Ok PK, I don't think you're arguing about strategy, or optics, or “ordinary voters”. You’re actually arguing about who is allowed to be empathised with, and under what conditions.
What has happened is that the moment migrants are presented as human beings rather than abstractions, the conversation immediately shifts to whether that empathy is allowed unless it’s offset, qualified, or domestically pre-approved.
Meanwhile, relentless immigration rhetoric from Reform (and often the Tories), frequently dehumanising, gets a free pass. No balancing requirement. No companion pieces. No hand-wringing about tone.
That’s not realism or fairness. It’s revealing.
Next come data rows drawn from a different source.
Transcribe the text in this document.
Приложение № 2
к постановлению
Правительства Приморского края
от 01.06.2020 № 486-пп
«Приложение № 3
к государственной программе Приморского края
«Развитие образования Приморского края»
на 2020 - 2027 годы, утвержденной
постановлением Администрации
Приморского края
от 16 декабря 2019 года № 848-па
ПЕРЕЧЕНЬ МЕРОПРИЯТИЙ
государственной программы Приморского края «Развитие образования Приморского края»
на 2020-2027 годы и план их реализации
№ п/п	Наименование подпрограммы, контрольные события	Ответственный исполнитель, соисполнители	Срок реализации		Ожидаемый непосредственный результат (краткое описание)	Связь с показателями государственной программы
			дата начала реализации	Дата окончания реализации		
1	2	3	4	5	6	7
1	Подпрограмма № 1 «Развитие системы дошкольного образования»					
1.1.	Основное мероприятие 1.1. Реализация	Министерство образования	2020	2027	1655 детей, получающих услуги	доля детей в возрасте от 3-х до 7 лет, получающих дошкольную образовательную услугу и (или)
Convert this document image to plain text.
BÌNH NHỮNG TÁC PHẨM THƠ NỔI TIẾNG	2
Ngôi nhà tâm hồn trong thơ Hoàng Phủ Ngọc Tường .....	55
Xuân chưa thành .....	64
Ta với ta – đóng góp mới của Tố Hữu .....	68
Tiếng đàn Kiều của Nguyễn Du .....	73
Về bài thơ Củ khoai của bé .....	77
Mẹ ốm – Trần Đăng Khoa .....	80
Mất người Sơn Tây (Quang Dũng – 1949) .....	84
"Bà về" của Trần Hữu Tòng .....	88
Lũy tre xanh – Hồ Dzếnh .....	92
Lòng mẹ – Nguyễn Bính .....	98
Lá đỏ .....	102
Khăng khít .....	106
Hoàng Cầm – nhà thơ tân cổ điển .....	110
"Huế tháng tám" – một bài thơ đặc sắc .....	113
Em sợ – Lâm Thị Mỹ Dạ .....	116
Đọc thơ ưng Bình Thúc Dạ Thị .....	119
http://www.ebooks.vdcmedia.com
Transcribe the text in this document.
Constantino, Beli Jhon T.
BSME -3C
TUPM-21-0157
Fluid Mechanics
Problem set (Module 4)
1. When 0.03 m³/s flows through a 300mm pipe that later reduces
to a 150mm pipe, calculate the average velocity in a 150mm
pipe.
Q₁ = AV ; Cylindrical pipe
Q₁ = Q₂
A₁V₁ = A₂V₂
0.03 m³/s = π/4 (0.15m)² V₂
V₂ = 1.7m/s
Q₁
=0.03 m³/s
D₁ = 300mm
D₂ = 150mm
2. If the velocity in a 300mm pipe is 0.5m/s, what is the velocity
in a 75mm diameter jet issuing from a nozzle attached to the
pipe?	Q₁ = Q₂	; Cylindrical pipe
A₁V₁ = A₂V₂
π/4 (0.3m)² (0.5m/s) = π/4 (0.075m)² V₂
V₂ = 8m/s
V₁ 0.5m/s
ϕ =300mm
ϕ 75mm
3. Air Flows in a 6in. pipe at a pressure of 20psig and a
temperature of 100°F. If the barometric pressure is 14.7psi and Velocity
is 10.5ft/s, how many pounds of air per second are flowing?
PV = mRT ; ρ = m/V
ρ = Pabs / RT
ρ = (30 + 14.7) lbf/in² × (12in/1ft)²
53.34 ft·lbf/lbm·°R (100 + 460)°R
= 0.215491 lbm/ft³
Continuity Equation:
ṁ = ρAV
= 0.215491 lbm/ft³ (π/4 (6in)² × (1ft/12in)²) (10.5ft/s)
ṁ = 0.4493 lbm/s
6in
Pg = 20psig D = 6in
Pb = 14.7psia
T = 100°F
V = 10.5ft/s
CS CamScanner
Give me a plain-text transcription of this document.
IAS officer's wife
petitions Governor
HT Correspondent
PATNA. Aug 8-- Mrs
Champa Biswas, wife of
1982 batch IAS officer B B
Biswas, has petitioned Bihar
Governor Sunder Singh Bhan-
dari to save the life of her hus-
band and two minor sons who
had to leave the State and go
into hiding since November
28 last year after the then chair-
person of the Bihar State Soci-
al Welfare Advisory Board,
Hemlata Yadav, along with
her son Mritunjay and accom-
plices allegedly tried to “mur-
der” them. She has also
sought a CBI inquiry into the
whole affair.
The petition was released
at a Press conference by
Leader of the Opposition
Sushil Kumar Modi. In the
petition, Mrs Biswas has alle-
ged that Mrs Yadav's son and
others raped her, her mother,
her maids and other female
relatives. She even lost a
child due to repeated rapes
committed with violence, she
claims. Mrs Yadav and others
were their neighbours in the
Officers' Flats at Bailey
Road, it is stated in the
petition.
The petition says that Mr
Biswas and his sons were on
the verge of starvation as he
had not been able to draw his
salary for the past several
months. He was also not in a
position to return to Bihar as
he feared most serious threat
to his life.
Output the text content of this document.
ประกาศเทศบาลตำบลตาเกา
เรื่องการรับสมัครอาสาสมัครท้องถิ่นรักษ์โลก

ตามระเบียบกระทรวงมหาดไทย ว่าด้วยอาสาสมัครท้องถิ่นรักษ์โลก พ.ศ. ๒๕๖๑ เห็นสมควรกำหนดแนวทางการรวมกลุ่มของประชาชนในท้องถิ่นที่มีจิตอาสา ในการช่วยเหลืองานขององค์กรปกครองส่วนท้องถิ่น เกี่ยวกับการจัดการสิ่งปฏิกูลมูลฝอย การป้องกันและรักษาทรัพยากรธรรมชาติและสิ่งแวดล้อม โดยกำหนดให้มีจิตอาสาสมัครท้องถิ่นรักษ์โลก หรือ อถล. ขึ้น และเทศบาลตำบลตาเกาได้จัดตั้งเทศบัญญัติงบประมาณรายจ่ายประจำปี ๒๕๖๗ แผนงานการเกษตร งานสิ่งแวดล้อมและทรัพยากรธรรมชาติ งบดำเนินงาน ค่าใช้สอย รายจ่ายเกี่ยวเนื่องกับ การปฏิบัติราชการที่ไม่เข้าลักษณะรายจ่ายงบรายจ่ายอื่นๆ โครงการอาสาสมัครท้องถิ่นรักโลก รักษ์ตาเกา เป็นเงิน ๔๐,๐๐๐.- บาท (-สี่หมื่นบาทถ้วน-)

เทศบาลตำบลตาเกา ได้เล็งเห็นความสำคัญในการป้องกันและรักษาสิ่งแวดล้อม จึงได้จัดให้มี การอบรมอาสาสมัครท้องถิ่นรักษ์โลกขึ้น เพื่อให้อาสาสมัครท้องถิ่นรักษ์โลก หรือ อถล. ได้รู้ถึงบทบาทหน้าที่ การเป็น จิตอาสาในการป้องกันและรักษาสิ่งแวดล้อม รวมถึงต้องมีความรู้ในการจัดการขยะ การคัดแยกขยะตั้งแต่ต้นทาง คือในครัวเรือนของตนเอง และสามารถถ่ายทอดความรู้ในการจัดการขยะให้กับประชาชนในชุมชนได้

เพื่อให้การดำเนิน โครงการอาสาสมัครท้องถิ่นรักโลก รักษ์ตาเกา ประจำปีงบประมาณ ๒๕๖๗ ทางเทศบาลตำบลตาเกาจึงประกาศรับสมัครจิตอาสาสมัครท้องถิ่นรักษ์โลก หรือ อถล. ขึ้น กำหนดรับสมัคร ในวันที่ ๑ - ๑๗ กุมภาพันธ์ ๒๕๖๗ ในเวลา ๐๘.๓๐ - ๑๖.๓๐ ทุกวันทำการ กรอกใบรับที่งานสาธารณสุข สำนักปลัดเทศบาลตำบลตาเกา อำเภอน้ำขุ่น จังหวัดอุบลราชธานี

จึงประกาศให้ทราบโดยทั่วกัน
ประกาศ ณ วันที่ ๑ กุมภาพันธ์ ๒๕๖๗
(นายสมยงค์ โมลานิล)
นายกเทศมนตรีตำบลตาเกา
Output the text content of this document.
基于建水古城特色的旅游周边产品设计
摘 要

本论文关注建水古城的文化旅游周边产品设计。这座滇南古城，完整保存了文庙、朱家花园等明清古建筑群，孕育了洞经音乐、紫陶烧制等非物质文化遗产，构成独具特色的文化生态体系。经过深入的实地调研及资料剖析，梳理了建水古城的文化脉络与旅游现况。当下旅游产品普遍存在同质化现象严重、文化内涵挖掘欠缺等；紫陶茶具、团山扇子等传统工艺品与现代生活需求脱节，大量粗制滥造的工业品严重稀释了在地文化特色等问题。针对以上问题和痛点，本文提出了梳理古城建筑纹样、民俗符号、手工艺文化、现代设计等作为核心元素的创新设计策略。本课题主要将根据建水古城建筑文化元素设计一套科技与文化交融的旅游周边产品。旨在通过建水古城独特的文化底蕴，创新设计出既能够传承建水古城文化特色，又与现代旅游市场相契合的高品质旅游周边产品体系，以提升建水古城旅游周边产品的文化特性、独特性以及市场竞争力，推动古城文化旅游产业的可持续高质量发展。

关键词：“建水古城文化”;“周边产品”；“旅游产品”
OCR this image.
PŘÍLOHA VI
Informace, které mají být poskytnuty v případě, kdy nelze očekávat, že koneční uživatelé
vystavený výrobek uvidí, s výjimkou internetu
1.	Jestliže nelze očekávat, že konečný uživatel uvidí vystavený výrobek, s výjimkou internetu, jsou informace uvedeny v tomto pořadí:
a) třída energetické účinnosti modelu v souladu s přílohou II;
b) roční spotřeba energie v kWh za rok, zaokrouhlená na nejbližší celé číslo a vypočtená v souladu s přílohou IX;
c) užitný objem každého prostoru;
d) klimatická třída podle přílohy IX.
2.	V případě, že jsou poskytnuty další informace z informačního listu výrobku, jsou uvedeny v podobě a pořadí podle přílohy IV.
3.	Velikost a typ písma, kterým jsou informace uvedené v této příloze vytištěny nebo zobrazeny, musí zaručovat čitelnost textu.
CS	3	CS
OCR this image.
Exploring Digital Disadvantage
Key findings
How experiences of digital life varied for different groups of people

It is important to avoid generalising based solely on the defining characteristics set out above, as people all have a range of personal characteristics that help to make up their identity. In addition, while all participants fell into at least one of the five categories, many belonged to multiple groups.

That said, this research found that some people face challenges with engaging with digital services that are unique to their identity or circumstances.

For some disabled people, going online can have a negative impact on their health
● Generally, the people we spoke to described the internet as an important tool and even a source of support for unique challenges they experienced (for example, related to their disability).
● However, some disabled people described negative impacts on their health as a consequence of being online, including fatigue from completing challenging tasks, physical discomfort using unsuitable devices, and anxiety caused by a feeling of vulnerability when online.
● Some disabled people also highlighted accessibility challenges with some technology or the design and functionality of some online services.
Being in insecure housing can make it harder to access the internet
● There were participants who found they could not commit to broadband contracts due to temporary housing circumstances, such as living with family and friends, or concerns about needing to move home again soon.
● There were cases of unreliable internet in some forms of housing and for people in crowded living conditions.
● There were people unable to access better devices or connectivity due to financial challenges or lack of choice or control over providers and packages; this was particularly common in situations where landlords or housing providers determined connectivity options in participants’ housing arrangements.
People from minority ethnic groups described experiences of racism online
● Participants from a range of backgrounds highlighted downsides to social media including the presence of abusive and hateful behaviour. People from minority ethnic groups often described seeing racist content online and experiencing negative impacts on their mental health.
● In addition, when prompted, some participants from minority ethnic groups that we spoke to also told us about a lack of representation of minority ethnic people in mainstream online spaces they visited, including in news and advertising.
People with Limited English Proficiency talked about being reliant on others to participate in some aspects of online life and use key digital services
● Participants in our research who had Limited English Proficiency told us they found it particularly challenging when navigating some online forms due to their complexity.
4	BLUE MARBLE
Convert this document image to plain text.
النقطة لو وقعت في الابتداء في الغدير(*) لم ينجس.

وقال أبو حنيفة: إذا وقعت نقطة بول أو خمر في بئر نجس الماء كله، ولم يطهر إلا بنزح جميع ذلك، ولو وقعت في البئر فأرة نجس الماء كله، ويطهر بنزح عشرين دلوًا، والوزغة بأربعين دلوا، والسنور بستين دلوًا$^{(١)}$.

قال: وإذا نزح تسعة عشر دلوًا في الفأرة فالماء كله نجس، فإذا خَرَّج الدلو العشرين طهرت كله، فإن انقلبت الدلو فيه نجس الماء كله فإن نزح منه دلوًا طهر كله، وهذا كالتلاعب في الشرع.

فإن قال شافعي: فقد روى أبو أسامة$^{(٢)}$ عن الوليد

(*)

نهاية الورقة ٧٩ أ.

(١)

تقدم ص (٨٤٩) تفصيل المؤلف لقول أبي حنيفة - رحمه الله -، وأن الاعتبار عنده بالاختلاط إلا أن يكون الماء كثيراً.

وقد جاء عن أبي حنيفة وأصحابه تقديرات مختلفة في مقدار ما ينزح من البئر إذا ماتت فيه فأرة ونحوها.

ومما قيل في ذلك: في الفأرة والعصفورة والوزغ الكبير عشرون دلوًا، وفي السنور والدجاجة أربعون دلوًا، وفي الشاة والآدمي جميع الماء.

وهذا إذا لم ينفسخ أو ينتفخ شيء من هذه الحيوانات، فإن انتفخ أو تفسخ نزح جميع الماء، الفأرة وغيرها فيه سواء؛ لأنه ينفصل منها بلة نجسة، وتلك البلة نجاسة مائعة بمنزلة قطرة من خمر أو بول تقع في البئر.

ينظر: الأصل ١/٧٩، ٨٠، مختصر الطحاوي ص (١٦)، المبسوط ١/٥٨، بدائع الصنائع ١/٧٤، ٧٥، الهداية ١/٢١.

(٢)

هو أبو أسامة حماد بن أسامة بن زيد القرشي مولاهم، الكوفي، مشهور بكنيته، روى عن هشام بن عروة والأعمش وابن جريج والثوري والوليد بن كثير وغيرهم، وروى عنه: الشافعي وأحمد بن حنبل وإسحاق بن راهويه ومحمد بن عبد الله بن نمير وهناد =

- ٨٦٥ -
Calling this “pious rubbish”, Corbynism, or a messiah complex is just sneering in place of an argument. It avoids saying the quiet part out loud, which is that you’re uncomfortable with migrants being presented as people at all unless it comes with a disclaimer about UK suffering first.
You keep insisting you’re asking a “simple question”, but it’s already been answered. Polanski talks constantly about domestic issues: housing, poverty, cost of living, on TV, radio, QT, podcasts, YouTube. You keep ignonoring that and saying you haven't been answered, so i keep making the point.
If you think humanising migrants is wrong, say that.
If you think voters can’t hold more than one moral concern at once, say that.
Once empathy has to be balanced to be permitted, it stops being empathy.